I have used quinoa in stir fries, soups, casseroles, veggie burgers and veggie nut loafs, all with excellent outcomes. It's a blank canvas on which you can create a lovely, beautiful, nourishing occasion that brings out the best in the people you care for and love.
Kathryn Stiles is married and has a son attending Southern Adventist University and a daughter attending La Sierra University. She currently works at the new Loma Linda University Medical Center - Murrieta as the executive director of marketing and communications.
Photo credit: Kathryn M. Stiles
This week’s recipe for Mexican Quinoa Salad comes from Kathryn M. Stiles in Murrieta, Calif. Stiles notes that salad ingredients for this recipe are only suggestions; the recipe can be easily adopted to your preferences.
Mexican Quinoa Salad Serves: 4 Total time: 40 min.
Quinoa 2 cups dry quinoa 4 cups cold water
Dressing ¼ cup extra virgin olive oil ¼ cup red wine vinegar Honey or agave to taste Salt and freshly ground pepper Dash of hot sauce Dash of fresh lime juice
Salad Ingredients (Suggestions) One or two red and green bell peppers, diced 1 can (about 2 cups) black beans, drained 1 small can black olives, drained and chopped ¼ red onion, chopped fine 2 ears of fresh, or 1 small bag of frozen, corn kernels ¼cup jalapeno peppers, fresh and diced without the seed, or pickled and diced, to taste 1 small package cherry tomatoes 1 handful cilantro, diced 1 handful pepitas (pumpkin seeds), raw or toasted 2 handfuls raw spinach leaves 1 head chopped romaine lettuce 2 small avocados, diced
1. Place quinoa in rice cooker and cook according to its usual setting. When your rice cooker clicks off, remove the quinoa immediately and let it cool in a large container. Fluff it lightly with a fork. Place the quinoa in a covered container, to cool.
2. While the quinoa is cooking, make the dressing by whisking together the ingredients in a small bowl.

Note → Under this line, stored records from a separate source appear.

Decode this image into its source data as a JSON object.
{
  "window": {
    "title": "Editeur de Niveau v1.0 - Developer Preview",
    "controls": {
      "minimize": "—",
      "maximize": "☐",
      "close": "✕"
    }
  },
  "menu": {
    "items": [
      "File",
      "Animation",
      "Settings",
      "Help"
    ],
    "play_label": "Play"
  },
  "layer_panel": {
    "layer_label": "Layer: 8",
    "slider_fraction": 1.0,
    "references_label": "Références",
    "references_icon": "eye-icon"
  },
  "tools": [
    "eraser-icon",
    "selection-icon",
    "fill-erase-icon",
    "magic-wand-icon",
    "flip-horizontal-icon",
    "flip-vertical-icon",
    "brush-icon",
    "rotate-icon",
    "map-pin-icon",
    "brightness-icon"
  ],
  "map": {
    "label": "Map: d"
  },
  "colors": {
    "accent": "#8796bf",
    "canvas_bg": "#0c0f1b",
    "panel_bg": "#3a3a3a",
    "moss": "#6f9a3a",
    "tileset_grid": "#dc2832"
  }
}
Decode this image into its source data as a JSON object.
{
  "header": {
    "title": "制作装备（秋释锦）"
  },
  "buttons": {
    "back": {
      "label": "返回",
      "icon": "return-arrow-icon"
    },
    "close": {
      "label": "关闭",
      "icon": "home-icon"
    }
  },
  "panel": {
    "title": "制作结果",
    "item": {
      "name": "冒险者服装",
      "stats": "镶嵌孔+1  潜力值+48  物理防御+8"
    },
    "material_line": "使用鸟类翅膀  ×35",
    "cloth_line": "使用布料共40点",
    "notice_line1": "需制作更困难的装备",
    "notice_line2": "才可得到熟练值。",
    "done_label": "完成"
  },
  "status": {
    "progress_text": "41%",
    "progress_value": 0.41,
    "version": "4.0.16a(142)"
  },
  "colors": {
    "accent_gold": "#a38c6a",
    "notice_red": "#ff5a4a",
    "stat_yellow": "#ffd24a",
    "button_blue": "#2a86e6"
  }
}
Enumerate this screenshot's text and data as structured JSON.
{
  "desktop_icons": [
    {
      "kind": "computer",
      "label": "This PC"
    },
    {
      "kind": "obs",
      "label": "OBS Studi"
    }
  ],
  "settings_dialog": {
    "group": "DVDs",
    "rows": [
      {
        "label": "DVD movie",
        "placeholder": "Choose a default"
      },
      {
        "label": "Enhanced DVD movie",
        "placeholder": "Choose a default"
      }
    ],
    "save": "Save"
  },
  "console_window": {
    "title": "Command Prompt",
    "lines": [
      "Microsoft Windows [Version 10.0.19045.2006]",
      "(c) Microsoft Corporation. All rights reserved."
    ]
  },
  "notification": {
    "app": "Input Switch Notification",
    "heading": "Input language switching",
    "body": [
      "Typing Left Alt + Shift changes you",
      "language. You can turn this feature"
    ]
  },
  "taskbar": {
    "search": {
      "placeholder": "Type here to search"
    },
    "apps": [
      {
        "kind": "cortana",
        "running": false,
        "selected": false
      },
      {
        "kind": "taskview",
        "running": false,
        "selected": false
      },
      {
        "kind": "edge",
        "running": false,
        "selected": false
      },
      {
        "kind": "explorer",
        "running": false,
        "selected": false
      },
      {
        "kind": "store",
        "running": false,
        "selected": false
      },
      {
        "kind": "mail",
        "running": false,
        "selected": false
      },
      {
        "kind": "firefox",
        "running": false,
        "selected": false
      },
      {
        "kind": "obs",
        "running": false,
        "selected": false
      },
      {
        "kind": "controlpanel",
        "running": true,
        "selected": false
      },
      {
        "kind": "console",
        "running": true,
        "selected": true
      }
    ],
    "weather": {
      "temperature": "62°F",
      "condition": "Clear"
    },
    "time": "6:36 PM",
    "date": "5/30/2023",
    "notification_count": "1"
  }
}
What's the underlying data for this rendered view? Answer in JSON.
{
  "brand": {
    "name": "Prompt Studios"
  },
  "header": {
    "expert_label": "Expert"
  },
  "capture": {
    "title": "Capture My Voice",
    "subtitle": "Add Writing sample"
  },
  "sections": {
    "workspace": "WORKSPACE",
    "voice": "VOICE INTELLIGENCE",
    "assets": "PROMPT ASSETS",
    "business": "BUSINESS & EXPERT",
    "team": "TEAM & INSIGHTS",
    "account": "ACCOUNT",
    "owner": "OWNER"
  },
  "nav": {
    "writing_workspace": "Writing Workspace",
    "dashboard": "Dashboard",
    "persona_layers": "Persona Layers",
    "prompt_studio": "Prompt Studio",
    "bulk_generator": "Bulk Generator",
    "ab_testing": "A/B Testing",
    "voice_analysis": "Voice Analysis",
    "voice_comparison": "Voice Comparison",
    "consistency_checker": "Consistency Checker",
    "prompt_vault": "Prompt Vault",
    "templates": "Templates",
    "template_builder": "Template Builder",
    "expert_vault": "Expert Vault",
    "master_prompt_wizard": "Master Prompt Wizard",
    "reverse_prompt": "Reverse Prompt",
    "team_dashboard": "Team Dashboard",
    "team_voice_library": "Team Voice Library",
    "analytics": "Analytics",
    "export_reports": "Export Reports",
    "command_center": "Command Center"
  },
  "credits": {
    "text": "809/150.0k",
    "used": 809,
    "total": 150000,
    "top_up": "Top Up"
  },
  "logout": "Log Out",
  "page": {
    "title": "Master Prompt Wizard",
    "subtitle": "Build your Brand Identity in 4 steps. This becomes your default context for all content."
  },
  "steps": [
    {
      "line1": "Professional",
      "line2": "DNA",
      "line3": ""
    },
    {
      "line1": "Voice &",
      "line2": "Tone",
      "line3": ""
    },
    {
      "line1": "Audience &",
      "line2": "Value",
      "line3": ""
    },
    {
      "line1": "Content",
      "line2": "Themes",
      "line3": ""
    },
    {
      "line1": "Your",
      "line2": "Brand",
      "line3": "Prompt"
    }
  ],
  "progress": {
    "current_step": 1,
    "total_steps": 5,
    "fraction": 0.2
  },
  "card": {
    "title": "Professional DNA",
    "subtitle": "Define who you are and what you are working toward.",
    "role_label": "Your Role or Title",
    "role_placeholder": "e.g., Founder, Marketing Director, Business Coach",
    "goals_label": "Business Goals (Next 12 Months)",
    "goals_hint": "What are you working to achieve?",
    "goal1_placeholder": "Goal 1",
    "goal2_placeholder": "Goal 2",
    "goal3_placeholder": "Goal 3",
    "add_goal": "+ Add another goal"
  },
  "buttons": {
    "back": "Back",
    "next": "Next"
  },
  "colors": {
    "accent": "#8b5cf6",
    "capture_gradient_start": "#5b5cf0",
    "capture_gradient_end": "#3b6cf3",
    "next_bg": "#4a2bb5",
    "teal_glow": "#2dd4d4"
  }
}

3. Prepare the salad by combining your choice of suggested options, except for the avocadoes, which should be added just before serving. Add half the dressing to the salad, then mix well.
4. Add the cooled quinoa at the very end, tossing it lightly into the other ingredients. Save the other half of the dressing until just before serving, then lightly drizzle it over the top.